In our given problem, we have \( \mathbf{u} = 5\mathbf{i} - \mathbf{j} \) and \( \mathbf{v} = 4\mathbf{i} - 3\mathbf{j} \). So the operations for subtraction look like this:

• Subtract x-components: \( 5 - 4 = 1 \)
• Subtract y-components: \( -1 - (-3) = 2 \)

Thus, the resultant vector \( \mathbf{u} - \mathbf{v} \) is \( 1\mathbf{i} + 2\mathbf{j} \), which indicates a motion of 1 unit in the positive x-direction and 2 units in the positive y-direction.

Unit vectors are essential in the study of vectors as they provide direction within a coordinate system without contributing to magnitude. The unit vectors in two-dimensional space are usually denoted by \( \mathbf{i} \) and \( \mathbf{j} \).

These vectors represent one unit length in the x-direction and y-direction, respectively. The purpose of using unit vectors is to simplify the representation and calculation of vector components:

• \( \mathbf{i} \) points in the x-direction.
• \( \mathbf{j} \) points in the y-direction.

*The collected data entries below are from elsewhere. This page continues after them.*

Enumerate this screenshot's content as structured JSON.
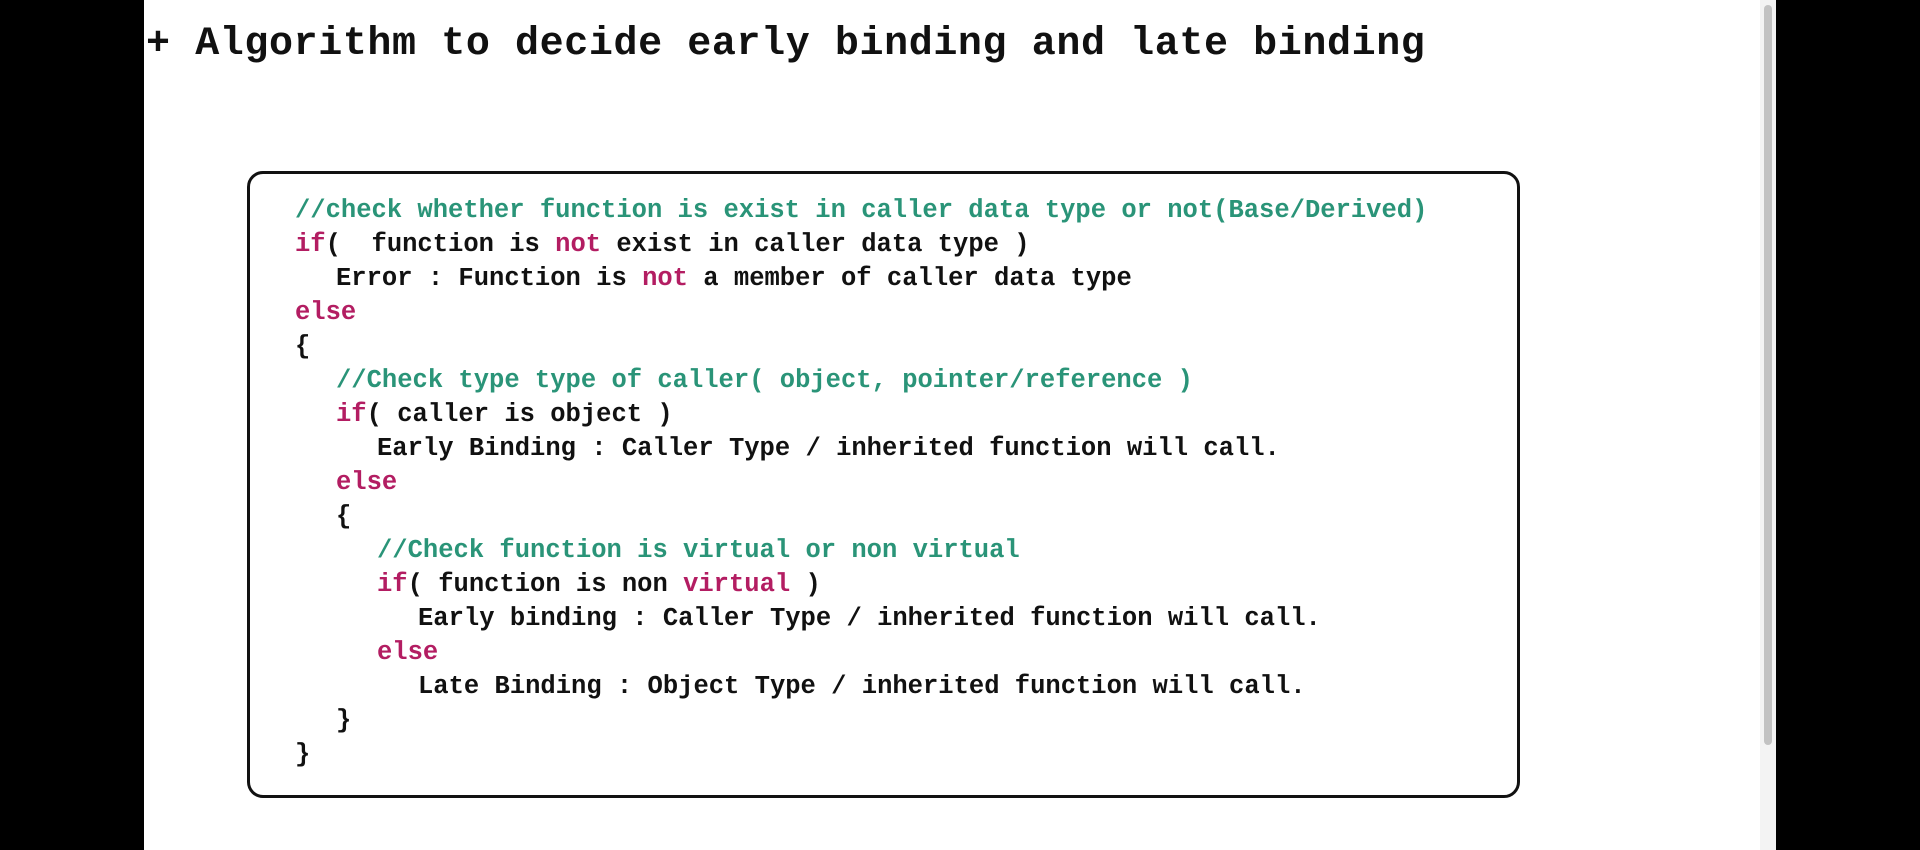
{
  "heading": "+ Algorithm to decide early binding and late binding",
  "code_lines": [
    {
      "indent": 1,
      "tokens": [
        {
          "t": "comment",
          "text": "//check whether function is exist in caller data type or not(Base/Derived)"
        }
      ]
    },
    {
      "indent": 1,
      "tokens": [
        {
          "t": "keyword",
          "text": "if"
        },
        {
          "t": "plain",
          "text": "(  function is "
        },
        {
          "t": "keyword",
          "text": "not"
        },
        {
          "t": "plain",
          "text": " exist in caller data type )"
        }
      ]
    },
    {
      "indent": 2,
      "tokens": [
        {
          "t": "plain",
          "text": "Error : Function is "
        },
        {
          "t": "keyword",
          "text": "not"
        },
        {
          "t": "plain",
          "text": " a member of caller data type"
        }
      ]
    },
    {
      "indent": 1,
      "tokens": [
        {
          "t": "keyword",
          "text": "else"
        }
      ]
    },
    {
      "indent": 1,
      "tokens": [
        {
          "t": "plain",
          "text": "{"
        }
      ]
    },
    {
      "indent": 2,
      "tokens": [
        {
          "t": "comment",
          "text": "//Check type type of caller( object, pointer/reference )"
        }
      ]
    },
    {
      "indent": 2,
      "tokens": [
        {
          "t": "keyword",
          "text": "if"
        },
        {
          "t": "plain",
          "text": "( caller is object )"
        }
      ]
    },
    {
      "indent": 3,
      "tokens": [
        {
          "t": "plain",
          "text": "Early Binding : Caller Type / inherited function will call."
        }
      ]
    },
    {
      "indent": 2,
      "tokens": [
        {
          "t": "keyword",
          "text": "else"
        }
      ]
    },
    {
      "indent": 2,
      "tokens": [
        {
          "t": "plain",
          "text": "{"
        }
      ]
    },
    {
      "indent": 3,
      "tokens": [
        {
          "t": "comment",
          "text": "//Check function is virtual or non virtual"
        }
      ]
    },
    {
      "indent": 3,
      "tokens": [
        {
          "t": "keyword",
          "text": "if"
        },
        {
          "t": "plain",
          "text": "( function is non "
        },
        {
          "t": "keyword",
          "text": "virtual"
        },
        {
          "t": "plain",
          "text": " )"
        }
      ]
    },
    {
      "indent": 4,
      "tokens": [
        {
          "t": "plain",
          "text": "Early binding : Caller Type / inherited function will call."
        }
      ]
    },
    {
      "indent": 3,
      "tokens": [
        {
          "t": "keyword",
          "text": "else"
        }
      ]
    },
    {
      "indent": 4,
      "tokens": [
        {
          "t": "plain",
          "text": "Late Binding : Object Type / inherited function will call."
        }
      ]
    },
    {
      "indent": 2,
      "tokens": [
        {
          "t": "plain",
          "text": "}"
        }
      ]
    },
    {
      "indent": 1,
      "tokens": [
        {
          "t": "plain",
          "text": "}"
        }
      ]
    }
  ],
  "colors": {
    "comment": "#2a9478",
    "keyword": "#b31d62",
    "text": "#111111",
    "background": "#ffffff",
    "letterbox": "#000000"
  }
}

In the example \( \mathbf{u} = 5\mathbf{i} - \mathbf{j} \), the coefficient 5 before \( \mathbf{i} \) tells us that it extends 5 units along the x-axis. Meanwhile, \( \mathbf{v} = 4\mathbf{i} - 3\mathbf{j} \) extends 4 units along the x-axis and -3 units along the y-axis, indicating movement in the opposite direction.

The resultant vector is the vector that results from adding or subtracting two or more vectors together. It's like finding a midpoint or synthesis between two forces acting on the same point.

Consider the resultant of two vectors \( \mathbf{u} \) and \( \mathbf{v} \). When we add these vectors, we add their respective components:

• For \( \mathbf{u}+\mathbf{v} \): add x-components (\( 5 + 4 = 9 \)) and y-components (\( -1 - 3 = -4 \)).

Thus, the resultant vector \( \mathbf{u} + \mathbf{v} \) equals \( 9\mathbf{i} - 4\mathbf{j} \). This resultant tells us the direction and magnitude of the vector formed by composing the effects of both \( \mathbf{u} \) and \( \mathbf{v} \). The resultant vector takes you 9 units east and 4 units south from the origin.
Such calculations help in various fields, including physics and engineering, where combined vector forces are interpreted.